Cinema, l’immenso sforzo del “Colibrì” per restare fermo tra gli ostacoli della vita con un magistrale Pierfrancesco Favino

Ci andrebbe l’educazione sentimentale nelle scuole, insieme a quella civica. Due aspetti che, più di altri, formano una persona. Tanto più in quei casi singolari in cui è la natura a proteggerti, facendoti restare un po’ fanciullo. E capita molto più spesso di quanto si possa immaginare: cercate un report sulle cosiddette “iniezioni della crescita” somministrate all’anno per farvi una idea. Anche il protagonista Marco Carrera, magistralmente interpretato da Pierfrancesco Favino, da adolescente dimostra almeno 5 anni in meno della sua età e si sottopone alla classica cura ormonale, nonostante le resistenze di una mamma in lite con il papà ogni 3×2, senza sconti e senza teatralità. Anzi, ad andare in scena è la pochezza del vivere, negli anni Settanta come oggi, attraversando il mondo delle droghe, due scomparse premature, le innate rivalità tra i figli come in tutte le famiglie, le piaggerie borghesi, il mito delle villeggiature che ormai non esistono più, perenni incomprensioni, legami affettivi, sport e patologie della crescita, i primi amori e quelli a cui ci si aggrappa, tentando di salvarsi, ma facendo in realtà cadere nel baratro anche l’altro.

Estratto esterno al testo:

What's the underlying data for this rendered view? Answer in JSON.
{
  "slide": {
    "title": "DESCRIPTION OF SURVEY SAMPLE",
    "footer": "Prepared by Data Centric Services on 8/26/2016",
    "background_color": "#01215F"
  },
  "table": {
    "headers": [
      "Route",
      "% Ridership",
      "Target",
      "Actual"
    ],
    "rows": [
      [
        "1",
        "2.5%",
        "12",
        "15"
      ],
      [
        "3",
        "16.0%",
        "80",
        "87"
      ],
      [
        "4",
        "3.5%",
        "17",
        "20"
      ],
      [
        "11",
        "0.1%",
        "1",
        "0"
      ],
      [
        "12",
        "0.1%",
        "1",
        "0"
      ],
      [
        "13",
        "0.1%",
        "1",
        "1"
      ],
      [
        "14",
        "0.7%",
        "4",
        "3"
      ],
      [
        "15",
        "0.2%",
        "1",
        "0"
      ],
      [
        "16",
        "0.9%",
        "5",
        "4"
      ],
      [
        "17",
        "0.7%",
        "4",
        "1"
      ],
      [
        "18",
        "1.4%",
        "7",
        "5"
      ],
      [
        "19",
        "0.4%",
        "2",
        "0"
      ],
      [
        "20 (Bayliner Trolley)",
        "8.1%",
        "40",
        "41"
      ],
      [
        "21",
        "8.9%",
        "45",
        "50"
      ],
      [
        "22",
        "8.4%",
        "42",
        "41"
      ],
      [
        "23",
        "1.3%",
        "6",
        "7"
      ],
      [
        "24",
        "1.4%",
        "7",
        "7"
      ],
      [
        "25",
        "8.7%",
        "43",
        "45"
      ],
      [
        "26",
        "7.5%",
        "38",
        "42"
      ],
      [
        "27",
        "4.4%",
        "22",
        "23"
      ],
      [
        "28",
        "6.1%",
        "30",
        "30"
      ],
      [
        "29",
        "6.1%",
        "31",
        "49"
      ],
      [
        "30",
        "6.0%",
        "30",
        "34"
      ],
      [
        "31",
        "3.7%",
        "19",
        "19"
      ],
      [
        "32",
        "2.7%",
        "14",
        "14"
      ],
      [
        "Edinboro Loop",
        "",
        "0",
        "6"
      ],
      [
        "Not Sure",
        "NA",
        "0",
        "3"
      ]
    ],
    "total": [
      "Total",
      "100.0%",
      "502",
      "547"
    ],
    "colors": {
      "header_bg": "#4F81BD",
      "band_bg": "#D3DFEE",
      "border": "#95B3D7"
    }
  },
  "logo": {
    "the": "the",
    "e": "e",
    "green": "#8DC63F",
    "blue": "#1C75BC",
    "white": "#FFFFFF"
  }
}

Un groviglio di emozioni che passa anche attraverso il male del secolo, il dolore di agonie fisiche e cerebrali, le resistenze di una moglie che non vuole più essere perfetta e finisce per covare un risentimento mortale, per risolversi nel passare da un genere sessuale all’altro con disinvoltura: basta profanare ogni volta la promessa fatta davanti a Dio e ai propri cari, come a riprendersi indietro qualcosa di sé, come a rivendicare la libertà del corpo di donna, stretto tra costrizioni sottolineate anche dall’insopportabile aderenza alla realtà richiamata puntualmente dall’analista Nanni Moretti, una spanna sopra a chiunque. Una figura esterna che tutto riunisce e che anche sul finale imprime grande umanità.

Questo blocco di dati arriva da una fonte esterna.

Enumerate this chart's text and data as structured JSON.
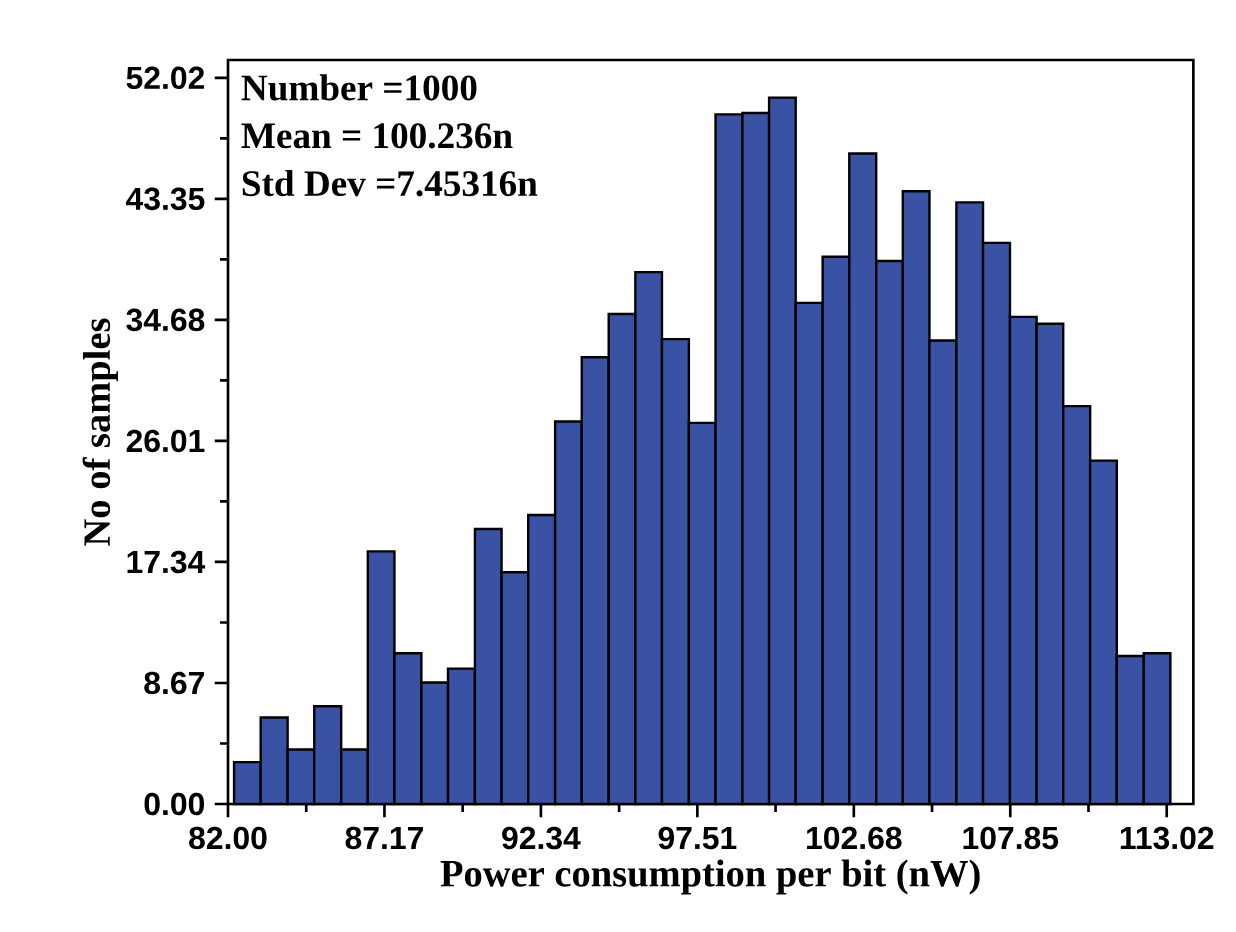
{
  "chart_data": {
    "type": "histogram",
    "xlabel": "Power consumption per bit (nW)",
    "ylabel": "No of samples",
    "annotations": [
      "Number =1000",
      "Mean = 100.236n",
      "Std Dev =7.45316n"
    ],
    "bins": [
      82.2,
      83.08,
      83.97,
      84.85,
      85.74,
      86.62,
      87.5,
      88.39,
      89.27,
      90.16,
      91.04,
      91.92,
      92.81,
      93.69,
      94.58,
      95.46,
      96.34,
      97.23,
      98.11,
      99.0,
      99.88,
      100.76,
      101.65,
      102.53,
      103.42,
      104.3,
      105.18,
      106.07,
      106.95,
      107.84,
      108.72,
      109.6,
      110.49,
      111.37,
      112.26,
      113.14
    ],
    "values": [
      3.0,
      6.2,
      3.9,
      7.0,
      3.9,
      18.1,
      10.8,
      8.7,
      9.7,
      19.7,
      16.6,
      20.7,
      27.4,
      32.0,
      35.1,
      38.1,
      33.3,
      27.3,
      49.4,
      49.5,
      50.6,
      35.9,
      39.2,
      46.6,
      38.9,
      43.9,
      33.2,
      43.1,
      40.2,
      34.9,
      34.4,
      28.5,
      24.6,
      10.6,
      10.8
    ],
    "color": "#3a52a3",
    "xlim": [
      82,
      113.9
    ],
    "ylim": [
      0,
      53.3
    ],
    "xticks": [
      {
        "value": 82,
        "label": "82.00"
      },
      87.17,
      92.34,
      97.51,
      102.68,
      107.85,
      113.02
    ],
    "yticks": [
      {
        "value": 0,
        "label": "0.00"
      },
      8.67,
      17.34,
      26.01,
      34.68,
      43.35,
      52.02
    ]
  }
}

Il cast è insuperabile, ottima scelta per una convincente Kasia Smutniak e poi  Berenice Bejo, Laura Morante, Benedetta Porcaroli, Massimo Ceccherini, Fotiní Peluso e Pietro Ragusa, tra gli altri.  Cammeo irresistibile Ceccherini che porta una ventata di freschezza, seppur facendo riflettere sulle dinamiche escludenti del gruppo, anche da adulti.

Ovviamente qualche nota stonata c’é. Quanto è credibile un’ amante essenzialmente cerebrale? E che ad un certo punto della trama rivela una frattura imprevista ed insanabile: nella realtà sarebbe il classico punto di non ritorno, non c’è dubbio alcuno. Per non parlare della scarsa rappresentatività dell’ambientazione nel film rispetto a quella del libro, Premio Strega 2020 targato Sandro Veronesi. Non convince del tutto, poi, la scena di disperazione di un padre, d’improvviso su un ape, con una musica non adeguata. Grottesca più che drammatica.

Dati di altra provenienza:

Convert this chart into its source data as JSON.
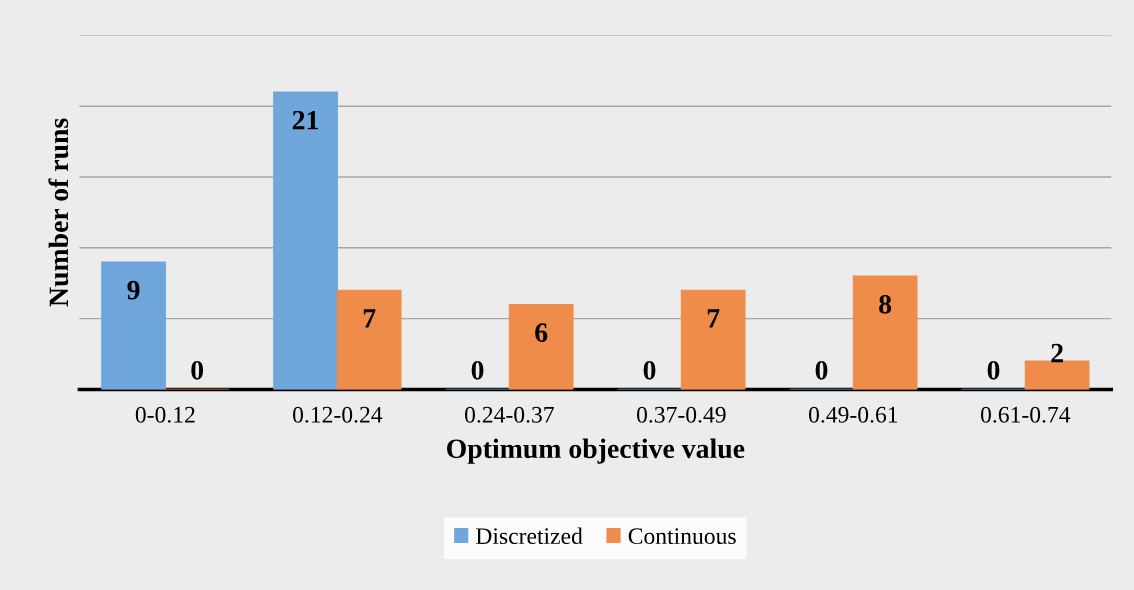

Eppure sulla bilancia questi peccatucci non pesano: ottima la resa temporale che scorre da un capo all’altro senza apparente soluzione di continuità, enorme il coinvolgimento che suscita in un crescendo il dipanarsi delle scene capace di arrivare ad un futuro a portata di mano con un forte segnale di civiltà. Chi ha letto il libro già lo conosce, chi non lo ha ancora fatto resta stupito dalla figura del colibrì, soprannome affettuoso che resta appiccicato al protagonista tutta la vita, perchè mette tutta la sua energia per restare immobile dove si trova, come il pennuto sacro ai maya. Spesso ha accezione positiva, quale sinonimo del restare fedeli a se stessi. Si dice ad esempio  con il successo non è cambiato, è rimasto alle amicizie di un tempo oppure si elogia un figlio che anche da grande è sempre attaccatissimo ai genitori facendosi in quattro per loro. Eppure quanto dolore c’è in chi cerca di restare “puro”, chi è ancorato al tentativo di non essere felice sulle spalle degli altri e di non cambiare alle delusioni di una vita? Lo stesso che si prova quanto non si vive a fondo l’amore di una vita, quello che passa una sola volta. E poi può anche tornare, sì, ma non evolversi. Restando, però, sempre lì. A mezz’aria, nè troppo in alto nè troppo in basso, in un limbo di mezzo che non diventa terra promessa.